/frp

FRP: Fast Random Projections

Primary LanguageC++GNU General Public License v3.0GPL-3.0

frp: Fast Randomized Projections

We use Blaze for fast linear algebra, Sleef for fast trigonometric operations, Fast Fast-Hadamard Transform from FALCONN-LIB for the Fast Hadamard Transform, FFTW3 for the FFT, and boost for special functions and random number generators. Only required boost headers are provided as submodules and no installation of boost is required.

Contents

  1. Orthogonal JL transform with linear space and linearithmic runtime
    1. This is available through the ojlt executable, in C++ programs accessing include/frp/jl.h, and using python bindings.
    2. Python bindings can be installed by cd python && python3 setup.py install.
  2. Kernel projections
    1. We support kernel approximation for the Gaussian kernel using Random Fourier Features, Orthogonal Random Features, Structured Orthogonal Random Features, and FastFood.
    2. We recommend Structured Orthogonal Random Features, as it has the highest accuracy in our experiments and can also be hundreds of times faster while still having a small memory footprint.
  3. A type-generic SIMD interface (vec/vec.h), which abstracts operations to allow the compiler to use the widest vectors possible as needed, facilitating generically dispatching the fastest implementation possible on a machine.
  4. Utilities 2. PRNVector (PseudoRandom Number Vector) to provide access to random vectors using only constant memory requires instead of explicitly storing them by generating values as needed. 3. Utilities for sampling and filling containers from distributions. 4. Acquiring cache sizes from the OS.
  5. Linear algebra methods
    1. Implementation of the Gram-Schmidt algorithm for orthogonalizing matrices.
    2. PCA using full eigendecomposition for symmetric matrices.
    3. Covariance Matrix calculation
  6. Miscellaneous, related work
    1. Dynamic Continuous Indexing for real-valued data
      1. Dynamic Continuous Indexing
      2. Tested
      3. Prioritized DCI
      4. Draft form.

Build instructions

make should compile a variety of tests. We assume you're using BLAS for your linear algebra; to avoid doing that, modify the Makefile and remove the -DBLAZE* flags.
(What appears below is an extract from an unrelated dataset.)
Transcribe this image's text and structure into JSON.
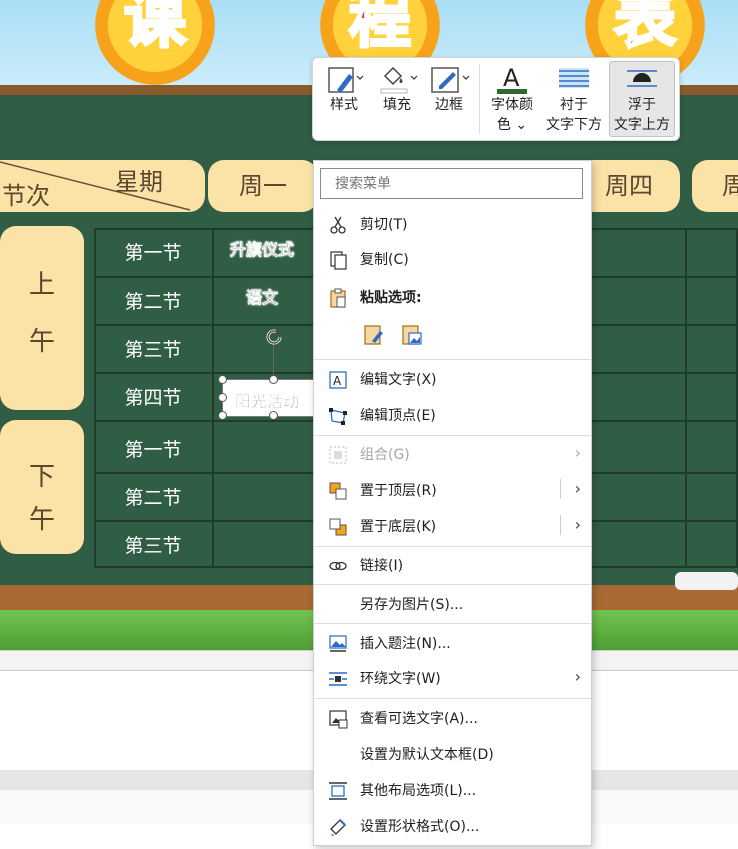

To specify a different blas header file, use the CBLASFILE variable when compiling:

make ojlt CBLASFILE=mkl_cblas.h
# Or, use an environmental variable
export CBLASFILE=mkl_cblas.h && \
make ojlt

Commentary

The initial design of this library was to implement methods from https://arxiv.org/abs/1703.00864. The core transformss on which it is built are fast fast-hadamard transform accelerated structured matrix vector products. This has applications in memory-efficient, accelerated Johnson-Lindenstrauss Transforms, gaussian kernel approximation for linearizing datasets and FastFood/Adaptive Random Spinners.

DCI/Prioritized DCI usage

Notes:

During construction, it may be advantageous to use a std::set to maintain sorted indexes (logarithmic update time), whereas at query time, it's faster to use a contiguous array. We provide the cvt function, which copies the index, but converts the sorted index type from what it used to be (usually a red-black tree) into the destination type, by default an always-sorted array.

We suggest doing this for the purposes of faster construction and faster queries.

Additionally, we do not store any points, just references to them.

When using a non-default container which supports lower_bound functionality, one needs to both use std::less<void> for a comparator and overload has_lower_bound_mf struct.